I find that people are generally happier in life if they don't take things personally.
Registered: 1490849282 Posts: 12
Reply with quote #9
Thanks everyone. When the behavior initially came to light, I told DD that the other girl probably had other stresses in her life with school or her family that made her act the way she does. Not that those reasons excuse or justify her behavior, but they do explain it. We teach our kids to be polite and kind to everyone until given a reason to act otherwise, and even then meanness is not an option-politeness is.
That said...competition season is over, and DD won’t be spending as much time in the lineup next to this girl. I’m going to let the rest of the year and summer play out, and if it starts up again next fall bring it up with SO. These kids are first through third graders, so they’re definitely young enough to change their behavior.
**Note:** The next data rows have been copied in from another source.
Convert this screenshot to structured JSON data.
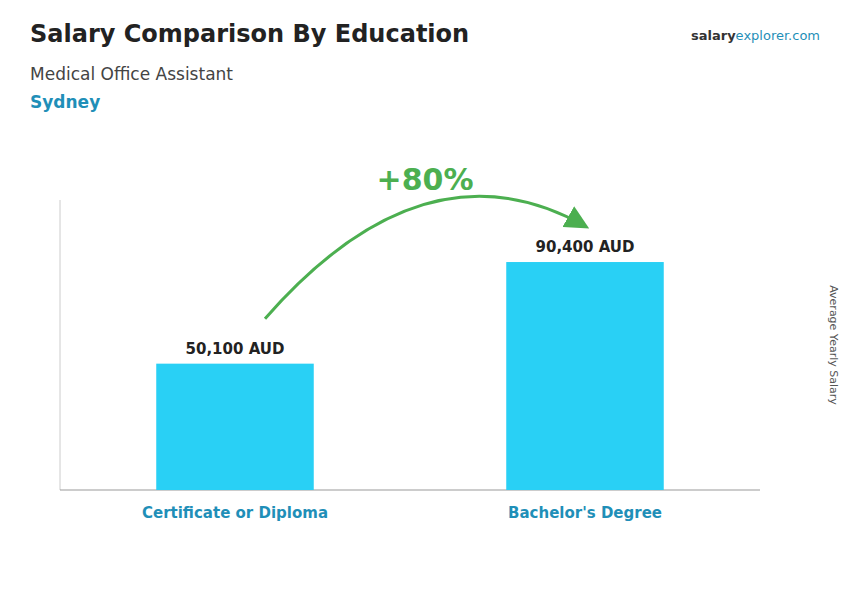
{
  "chart_data": {
    "type": "bar",
    "title": "Salary Comparison By Education",
    "subtitle": "Medical Office Assistant",
    "location": "Sydney",
    "source": [
      "salary",
      "explorer.com"
    ],
    "ylabel": "Average Yearly Salary",
    "categories": [
      "Certificate or Diploma",
      "Bachelor's Degree"
    ],
    "values": [
      50100,
      90400
    ],
    "value_labels": [
      "50,100 AUD",
      "90,400 AUD"
    ],
    "data_labels": true,
    "annotations": [
      "+80%"
    ],
    "color": "#29D0F5",
    "ylim": [
      0,
      115000
    ],
    "tick_labels": false,
    "grid": false
  }
}
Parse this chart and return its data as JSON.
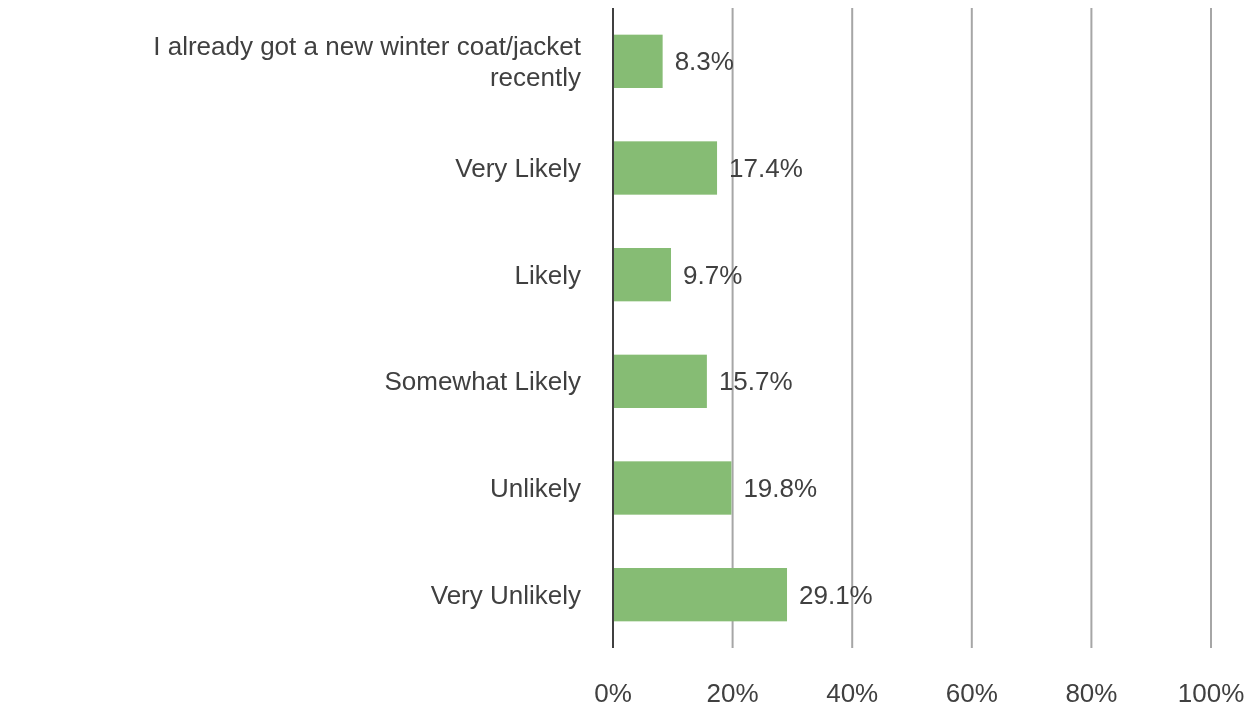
{
  "chart_data": {
    "type": "bar",
    "orientation": "horizontal",
    "categories": [
      "I already got a new winter coat/jacket recently",
      "Very Likely",
      "Likely",
      "Somewhat Likely",
      "Unlikely",
      "Very Unlikely"
    ],
    "values": [
      8.3,
      17.4,
      9.7,
      15.7,
      19.8,
      29.1
    ],
    "value_labels": [
      "8.3%",
      "17.4%",
      "9.7%",
      "15.7%",
      "19.8%",
      "29.1%"
    ],
    "color": "#86bc74",
    "xlim": [
      0,
      100
    ],
    "xticks": [
      {
        "value": 0,
        "label": "0%"
      },
      {
        "value": 20,
        "label": "20%"
      },
      {
        "value": 40,
        "label": "40%"
      },
      {
        "value": 60,
        "label": "60%"
      },
      {
        "value": 80,
        "label": "80%"
      },
      {
        "value": 100,
        "label": "100%"
      }
    ],
    "grid": "x"
  }
}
Registered: 1457385957 Posts: 1,655
Reply with quote #10
Originally Posted by
golightly1118 Thanks everyone. When the behavior initially came to light, I told DD that the other girl probably had other stresses in her life with school or her family that made her act the way she does. Not that those reasons excuse or justify her behavior, but they do explain it. We teach our kids to be polite and kind to everyone until given a reason to act otherwise, and even then meanness is not an option-politeness is. That said...competition season is over, and DD won’t be spending as much time in the lineup next to this girl. I’m going to let the rest of the year and summer play out, and if it starts up again next fall bring it up with SO. These kids are first through third graders, so they’re definitely young enough to change their behavior. That sounds like a really good plan. Hopefully things will improve next year.